Le théâtre a t’il besoin d’un plan de relance ?
Le théâtre doit-il creuser la dette pour se creuser la tête ?
Les arts de la rue auront-ils encore droit de cité dans un espace public mis sous cloche ?
Nos festivals baignent déjà dans une atmosphère sécuritaire. Les barrières Vaubans, les vigiles privés, les kilomètres de rubalise et les dispositifs anti voiture bélier font désormais partie intégrante de nos terrains de jeux. Devra t’on ajouter à cette liste des tonnes de plastique sanitaire, des hectolitres de gel hydro-alcoolique ? Nous avons eu l'exemple avec l'état d'urgence, nous savons qu'une fois installées les restrictions des libertés deviennent la norme. Comment et à quoi allons nous jouer demain ?
Après rue vide viendra rue libre, il faudra rebattre les cartes et réinventer les règles.
Et si ce bordel donnait un nouveau souffle, faisait éclore de nouvelle forme ?

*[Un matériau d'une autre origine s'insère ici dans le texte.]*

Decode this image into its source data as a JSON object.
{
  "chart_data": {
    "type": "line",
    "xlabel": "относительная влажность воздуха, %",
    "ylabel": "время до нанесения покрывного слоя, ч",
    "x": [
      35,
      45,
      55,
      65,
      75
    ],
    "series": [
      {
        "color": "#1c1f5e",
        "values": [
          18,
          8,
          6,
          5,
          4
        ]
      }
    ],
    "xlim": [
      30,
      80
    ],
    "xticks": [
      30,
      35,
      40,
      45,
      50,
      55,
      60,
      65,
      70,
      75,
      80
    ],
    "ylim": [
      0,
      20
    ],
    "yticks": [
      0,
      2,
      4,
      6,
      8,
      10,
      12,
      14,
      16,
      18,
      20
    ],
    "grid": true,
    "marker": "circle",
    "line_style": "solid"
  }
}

Dandinons notre culture et son joli petit cul,
Dépoussiérons-nous, profitons-en, prenons le bol d’air qu’il était grand temps que l’on prenne
Dé-sclérosons-nous, dé-DRACssisons-nous, désabonnons-nous
Brûlons le plancher, le carton pâte et les rideaux avec
Cédons les CDN aux sans papiers, aux sans abris, au sens commun
Gardons le masque, jetons la plume et enfilons le gilet de sauvetage
Créons du théâtre de jungle, jouons sur des embarcations de fortune
Le théâtre (de rue) deviendra peut-être une zone d’immunité collective, le dernier endroit où l’on pourra s’injecter de l’utopie manufacturée main
On a du pain sur les planches, on trépigne, laissez-nous sortir...
En marche ? Ils ont dit En Marche ? Yallah !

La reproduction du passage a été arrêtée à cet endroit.